The Sky-High Dining Stratification
This dual approach to onboard dining reveals the industry’s broader strategy: elevate the premium experience while making economy just tolerable enough that passengers don’t mutiny. Like a romantic partner who puts in just enough effort to avoid a breakup, airlines have calculated the precise minimum required for loyalty.
Chef Jew’s official statement focuses on his excitement about “connecting my hometown of San Francisco with New York,” though his restaurant commands months-long reservation waits. The contrast between his fine dining creations in First Class and the grain bowl in Main Cabin couldn’t be starker.
Flying Divided
Alaska’s culinary program sits within a historical context worth examining. In the regulated era before 1978, Alaska Airlines competed primarily on service and food, not price. Even economy passengers received meals that wouldn’t look out of place in a decent restaurant, according to multiple historical accounts of aviation dining.

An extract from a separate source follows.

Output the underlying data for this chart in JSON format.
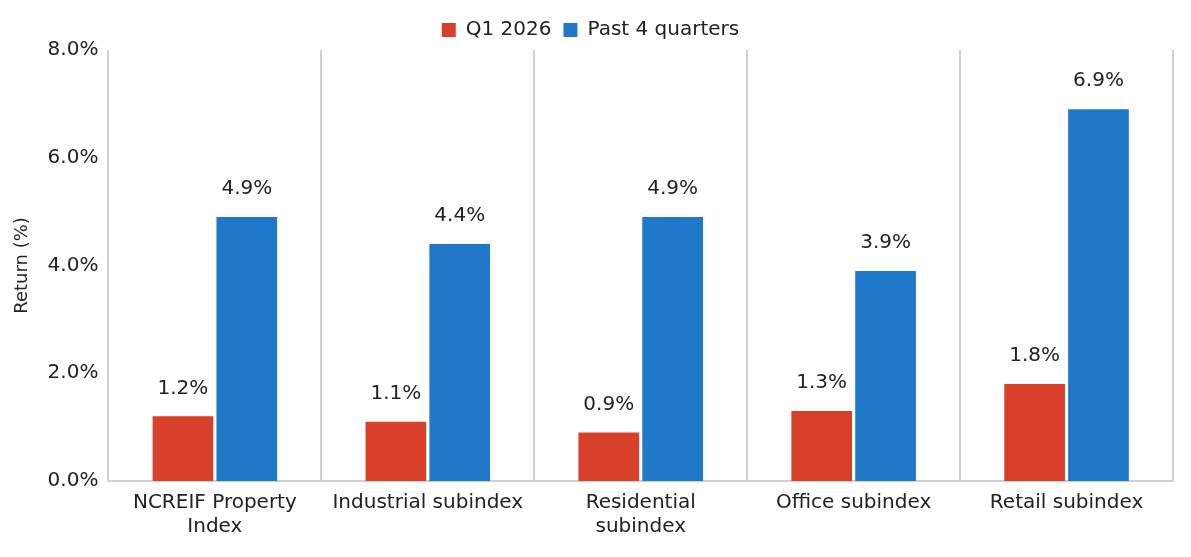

The deregulation revolution that followed prioritized cost-cutting efficiency over passenger experience, creating the class divide we now accept as normal. Hawaiian Airlines’ plan for a premium lounge at Honolulu International Airport—with Hawaiian-inspired design and shared access for Alaska Airlines passengers—highlights how exclusivity remains a selling point. Today’s airline meal announcements are just the latest chapter in that ongoing story.
For frequent flyers navigating this bifurcated system, Alaska’s refreshed menus offer modest comfort: those in front get cuisine that rivals fine dining on the ground, while those in back get… well, at least they remembered you exist. In today’s airline industry, that counts as a victory—albeit one served in a recyclable bowl rather than on fine china.